En quelques chiffres
La continuité territoriale maritime impose une desserte minimale des îles à l'année, des tarifs préférentiels pour les résidents insulaires, et une accessibilité aux personnes à mobilité réduite. Elle est financée par des compensations publiques et encadrée par le droit européen des obligations de service public.
Le fondement juridique
Le principe de continuité territoriale est inscrit dans le Code des transports (articles L5431-1 et suivants). L'article L5431-1 dispose que l'État, les régions et les départements concourent au maintien de liaisons maritimes régulières entre le continent et les îles françaises[2]. Ce principe est renforcé par le règlement européen n° 3577/92 relatif au cabotage maritime, qui autorise les États membres à imposer des obligations de service public sur les liaisons avec les îles[3].
Les obligations concrètes
Fréquence et amplitude
Les contrats de délégation de service public fixent une fréquence minimale de desserte. Pour les îles habitées à l'année, cette obligation implique généralement au moins une rotation quotidienne, y compris en basse saison hivernale. Les conditions météorologiques (tempêtes, brouillard) sont la seule cause légitime d'interruption du service.
Tarifs encadrés
Les tarifs des liaisons sous DSP sont fixés par l'autorité organisatrice, pas par l'armateur. Ils incluent systématiquement des tarifs préférentiels pour les résidents insulaires (réduction de 30 % à 70 % selon les lignes), des tarifs scolaires, des tarifs PMR, et des gratuités pour certaines catégories (enfants, accompagnateurs de PMR). L'objectif est que le coût du transport maritime ne constitue pas un frein à la vie insulaire.
Accessibilité
Le règlement européen 1177/2010 relatif aux droits des passagers voyageant par mer garantit aux personnes handicapées et à mobilité réduite le droit de voyager dans des conditions comparables aux autres passagers. Les armateurs ne peuvent refuser l'embarquement que pour des motifs de sécurité dûment justifiés[4].
Le financement
La continuité territoriale a un coût. L'écart entre les tarifs accessibles imposés par la collectivité et le coût réel d'exploitation est compensé par des subventions publiques. Ces compensations proviennent des budgets des régions et départements (pour les liaisons côtières métropolitaines), de la dotation de continuité territoriale de l'État (pour la Corse et les outre-mer), et de fonds européens (FEDER, fonds pour les régions ultrapériphériques).
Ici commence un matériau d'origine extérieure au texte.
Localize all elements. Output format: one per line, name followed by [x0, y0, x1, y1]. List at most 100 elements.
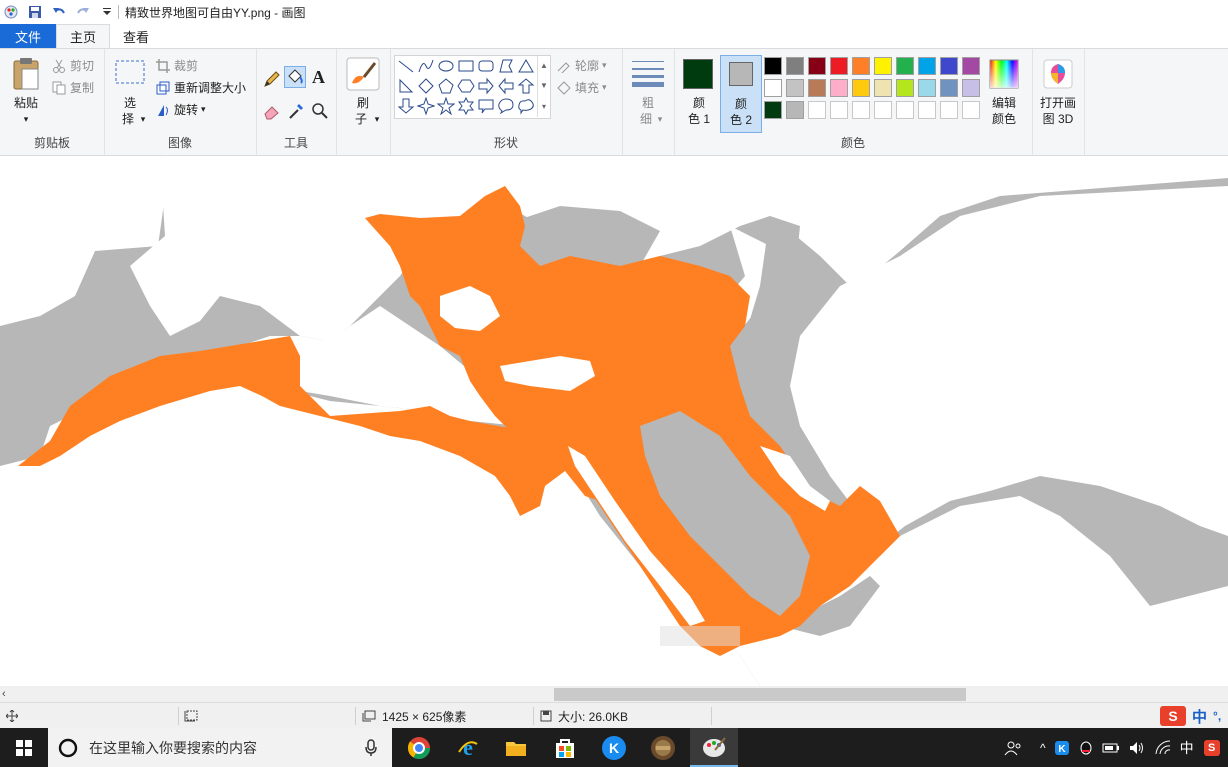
hexagon-shape-icon[interactable] [457, 77, 475, 95]
volume-icon[interactable] [1128, 740, 1146, 756]
diamond-shape-icon[interactable] [417, 77, 435, 95]
palette-color-swatch[interactable] [808, 79, 826, 97]
five-point-star-shape-icon[interactable] [437, 97, 455, 115]
wifi-icon[interactable] [1154, 739, 1172, 756]
battery-icon[interactable] [1102, 740, 1120, 756]
color-picker-icon[interactable] [286, 101, 306, 121]
show-hidden-icons-icon[interactable]: ^ [1040, 741, 1046, 755]
cut-button[interactable]: 剪切 [52, 57, 94, 74]
palette-custom-swatch[interactable] [874, 101, 892, 119]
rotate-button[interactable]: 旋转 ▾ [156, 101, 206, 118]
six-point-star-shape-icon[interactable] [457, 97, 475, 115]
tab-file[interactable]: 文件 [0, 24, 57, 48]
scroll-left-icon[interactable]: ‹ [2, 686, 14, 702]
taskbar-search-box[interactable]: 在这里输入你要搜索的内容 [48, 728, 392, 767]
palette-color-swatch[interactable] [786, 57, 804, 75]
palette-color-swatch[interactable] [962, 57, 980, 75]
oval-callout-shape-icon[interactable] [497, 97, 515, 115]
down-arrow-shape-icon[interactable] [397, 97, 415, 115]
palette-color-swatch[interactable] [940, 57, 958, 75]
rectangle-shape-icon[interactable] [457, 57, 475, 75]
line-shape-icon[interactable] [397, 57, 415, 75]
ime-tray-language[interactable]: 中 [1180, 738, 1194, 758]
kugou-tray-icon[interactable]: K [1054, 740, 1070, 756]
world-map-image[interactable] [0, 156, 1228, 686]
brush-dropdown-icon[interactable]: ▾ [372, 111, 382, 127]
palette-color-swatch[interactable] [940, 79, 958, 97]
scroll-thumb[interactable] [554, 688, 966, 701]
palette-custom-swatch[interactable] [940, 101, 958, 119]
color2-button[interactable]: 颜 色 2 [720, 55, 762, 133]
up-arrow-shape-icon[interactable] [517, 77, 535, 95]
four-point-star-shape-icon[interactable] [417, 97, 435, 115]
polygon-shape-icon[interactable] [497, 57, 515, 75]
shapes-expand-icon[interactable]: ▾ [537, 96, 550, 117]
edit-colors-button[interactable]: 编辑 颜色 [984, 53, 1024, 129]
microphone-icon[interactable] [364, 739, 378, 757]
curve-shape-icon[interactable] [417, 57, 435, 75]
kugou-taskbar-icon[interactable]: K [600, 734, 628, 762]
palette-color-swatch[interactable] [830, 57, 848, 75]
palette-custom-swatch[interactable] [896, 101, 914, 119]
palette-custom-swatch[interactable] [830, 101, 848, 119]
magnifier-icon[interactable] [310, 101, 330, 121]
palette-color-swatch[interactable] [764, 101, 782, 119]
store-taskbar-icon[interactable] [551, 734, 579, 762]
palette-color-swatch[interactable] [852, 57, 870, 75]
resize-button[interactable]: 重新调整大小 [156, 79, 246, 96]
windows-start-button[interactable] [0, 728, 48, 767]
crop-button[interactable]: 裁剪 [156, 57, 198, 74]
chrome-taskbar-icon[interactable] [405, 734, 433, 762]
left-arrow-shape-icon[interactable] [497, 77, 515, 95]
palette-color-swatch[interactable] [830, 79, 848, 97]
right-arrow-shape-icon[interactable] [477, 77, 495, 95]
undo-icon[interactable] [50, 3, 68, 21]
rect-callout-shape-icon[interactable] [477, 97, 495, 115]
paint-app-icon[interactable] [2, 3, 20, 21]
drawing-canvas[interactable] [0, 156, 1228, 686]
shapes-scroll-down-icon[interactable]: ▼ [537, 76, 550, 96]
palette-color-swatch[interactable] [896, 79, 914, 97]
brushes-button[interactable]: 刷 子 ▾ [342, 53, 384, 129]
cloud-callout-shape-icon[interactable] [517, 97, 535, 115]
palette-color-swatch[interactable] [918, 57, 936, 75]
select-button[interactable]: 选 择 ▾ [110, 53, 150, 129]
palette-color-swatch[interactable] [808, 57, 826, 75]
ie-taskbar-icon[interactable]: e [454, 734, 482, 762]
palette-color-swatch[interactable] [764, 79, 782, 97]
outline-button[interactable]: 轮廓 ▾ [556, 57, 607, 74]
open-paint3d-button[interactable]: 打开画 图 3D [1034, 53, 1082, 129]
palette-color-swatch[interactable] [874, 79, 892, 97]
rotate-dropdown-icon[interactable]: ▾ [201, 104, 206, 115]
game-taskbar-icon[interactable] [649, 734, 677, 762]
tab-view[interactable]: 查看 [110, 24, 162, 48]
right-triangle-shape-icon[interactable] [397, 77, 415, 95]
qq-tray-icon[interactable] [1078, 740, 1094, 756]
palette-custom-swatch[interactable] [962, 101, 980, 119]
palette-color-swatch[interactable] [852, 79, 870, 97]
palette-color-swatch[interactable] [786, 79, 804, 97]
palette-custom-swatch[interactable] [808, 101, 826, 119]
fill-tool-button[interactable] [284, 66, 306, 88]
palette-color-swatch[interactable] [874, 57, 892, 75]
palette-custom-swatch[interactable] [852, 101, 870, 119]
shapes-scroll-up-icon[interactable]: ▲ [537, 56, 550, 76]
sogou-tray-icon[interactable]: S [1203, 739, 1220, 756]
pentagon-shape-icon[interactable] [437, 77, 455, 95]
horizontal-scrollbar[interactable]: ‹ [0, 686, 1228, 702]
select-dropdown-icon[interactable]: ▾ [138, 111, 148, 127]
pencil-icon[interactable] [262, 69, 282, 89]
copy-button[interactable]: 复制 [52, 79, 94, 96]
eraser-icon[interactable] [262, 101, 282, 121]
palette-color-swatch[interactable] [918, 79, 936, 97]
paste-dropdown-icon[interactable]: ▾ [6, 111, 46, 127]
redo-icon[interactable] [74, 3, 92, 21]
rounded-rectangle-shape-icon[interactable] [477, 57, 495, 75]
palette-color-swatch[interactable] [896, 57, 914, 75]
color1-button[interactable]: 颜 色 1 [680, 53, 718, 129]
text-tool-icon[interactable]: A [312, 67, 325, 88]
file-explorer-taskbar-icon[interactable] [502, 734, 530, 762]
save-icon[interactable] [26, 3, 44, 21]
palette-color-swatch[interactable] [962, 79, 980, 97]
customize-quick-access-icon[interactable] [98, 3, 116, 21]
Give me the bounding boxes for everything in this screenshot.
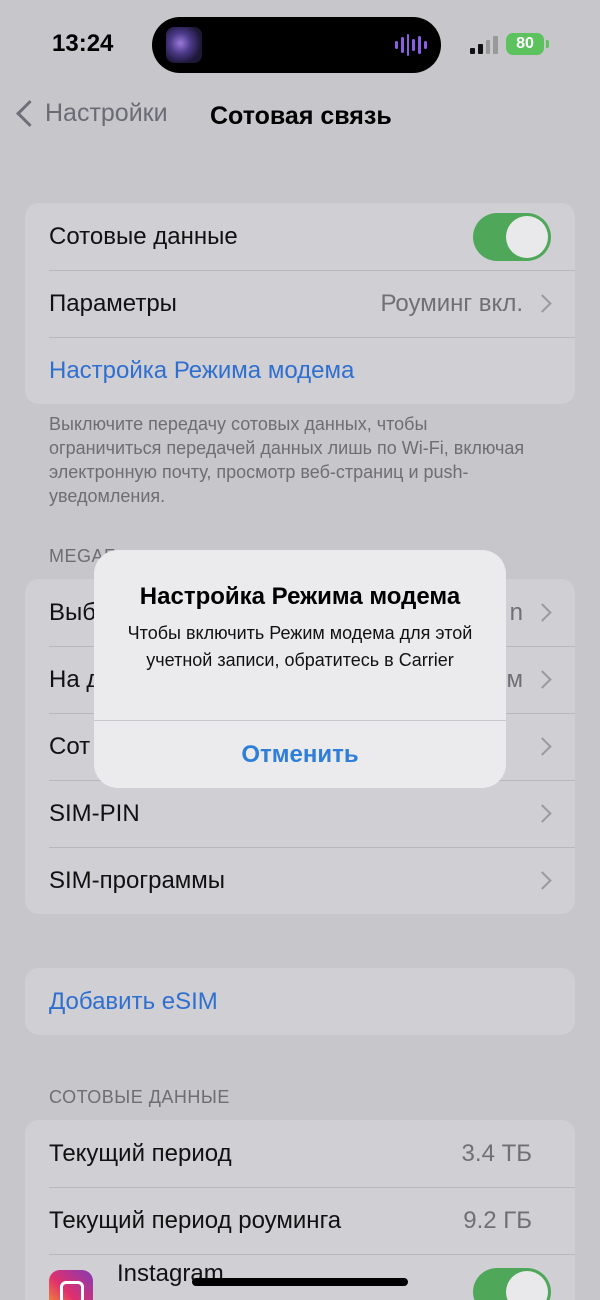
carrier-row-value: n — [509, 598, 523, 626]
cellular-data-label: Сотовые данные — [49, 222, 238, 250]
back-button-label: Настройки — [45, 98, 168, 127]
page-title: Сотовая связь — [210, 102, 392, 130]
chevron-right-icon — [533, 670, 552, 689]
hotspot-alert-dialog: Настройка Режима модема Чтобы включить Р… — [94, 550, 506, 788]
chevron-right-icon — [533, 737, 552, 756]
current-period-row: Текущий период 3.4 ТБ — [25, 1120, 575, 1187]
cellular-data-toggle[interactable] — [473, 213, 551, 261]
usage-group: Текущий период 3.4 ТБ Текущий период роу… — [25, 1120, 575, 1300]
chevron-right-icon — [533, 603, 552, 622]
current-period-label: Текущий период — [49, 1139, 232, 1167]
app-row-instagram: Instagram — [25, 1254, 575, 1300]
sim-apps-label: SIM-программы — [49, 866, 226, 894]
carrier-row-label: Выб — [49, 598, 97, 626]
audio-waveform-icon — [395, 33, 427, 57]
current-period-value: 3.4 ТБ — [461, 1139, 532, 1167]
options-label: Параметры — [49, 289, 177, 317]
cellular-signal-icon — [470, 34, 498, 54]
settings-screen: 13:24 80 Настройки Сотовая связь Сотовые… — [0, 0, 600, 1300]
options-row[interactable]: Параметры Роуминг вкл. — [25, 270, 575, 337]
roaming-period-value: 9.2 ГБ — [463, 1206, 532, 1234]
carrier-row-label: Сот — [49, 732, 91, 760]
add-esim-label: Добавить eSIM — [49, 987, 218, 1015]
back-button[interactable]: Настройки — [14, 98, 168, 128]
status-time: 13:24 — [52, 30, 114, 57]
cancel-button[interactable]: Отменить — [94, 721, 506, 788]
add-esim-button[interactable]: Добавить eSIM — [25, 968, 575, 1035]
alert-title: Настройка Режима модема — [139, 583, 461, 610]
usage-section-header: СОТОВЫЕ ДАННЫЕ — [49, 1087, 230, 1107]
chevron-right-icon — [533, 294, 552, 313]
cellular-main-group: Сотовые данные Параметры Роуминг вкл. На… — [25, 203, 575, 404]
battery-tip — [546, 40, 549, 48]
chevron-right-icon — [533, 804, 552, 823]
dynamic-island[interactable] — [152, 17, 441, 73]
roaming-period-row: Текущий период роуминга 9.2 ГБ — [25, 1187, 575, 1254]
hotspot-setup-row[interactable]: Настройка Режима модема — [25, 337, 575, 404]
instagram-icon — [49, 1270, 93, 1300]
chevron-left-icon — [14, 98, 32, 128]
options-value: Роуминг вкл. — [380, 289, 523, 317]
battery-charging-icon: 80 — [506, 33, 544, 55]
sim-apps-row[interactable]: SIM-программы — [25, 847, 575, 914]
roaming-period-label: Текущий период роуминга — [49, 1206, 342, 1234]
sim-pin-label: SIM-PIN — [49, 799, 140, 827]
now-playing-artwork — [166, 27, 202, 63]
carrier-row-value: м — [506, 665, 524, 693]
battery-level: 80 — [516, 35, 534, 52]
sim-pin-row[interactable]: SIM-PIN — [25, 780, 575, 847]
chevron-right-icon — [533, 871, 552, 890]
esim-group: Добавить eSIM — [25, 968, 575, 1035]
cellular-data-row: Сотовые данные — [25, 203, 575, 270]
alert-message: Чтобы включить Режим модема для этой уче… — [127, 623, 473, 670]
cellular-footnote: Выключите передачу сотовых данных, чтобы… — [49, 414, 525, 506]
hotspot-setup-label: Настройка Режима модема — [49, 356, 355, 384]
home-indicator[interactable] — [192, 1278, 408, 1286]
instagram-data-toggle[interactable] — [473, 1268, 551, 1300]
carrier-row-label: На д — [49, 665, 101, 693]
Pour la seule desserte de la Corse, la compensation de continuité territoriale représente plusieurs centaines de millions d'euros par an. Pour les liaisons côtières métropolitaines, les montants sont plus modestes mais représentent des postes budgétaires significatifs pour les collectivités concernées.
Cas particuliers
La Corse
La desserte de la Corse bénéficie d'un régime spécifique de continuité territoriale, géré par la Collectivité de Corse depuis 2002. L'Office des transports de la Corse attribue les DSP pour les liaisons avec le continent (Marseille, Toulon, Nice). Ce dispositif fait régulièrement l'objet de contentieux européens sur la qualification des aides d'État.
Les outre-mer
Dans les outre-mer, la continuité territoriale revêt une importance vitale. En Guadeloupe, les liaisons inter-îles sont le seul moyen d'accès aux services publics (hôpitaux, lycées, administrations) pour les habitants des Saintes, de Marie-Galante et de la Désirade. Le dispositif d'aide à la continuité territoriale (ACT) finance des réductions tarifaires pour les résidents ultramarins.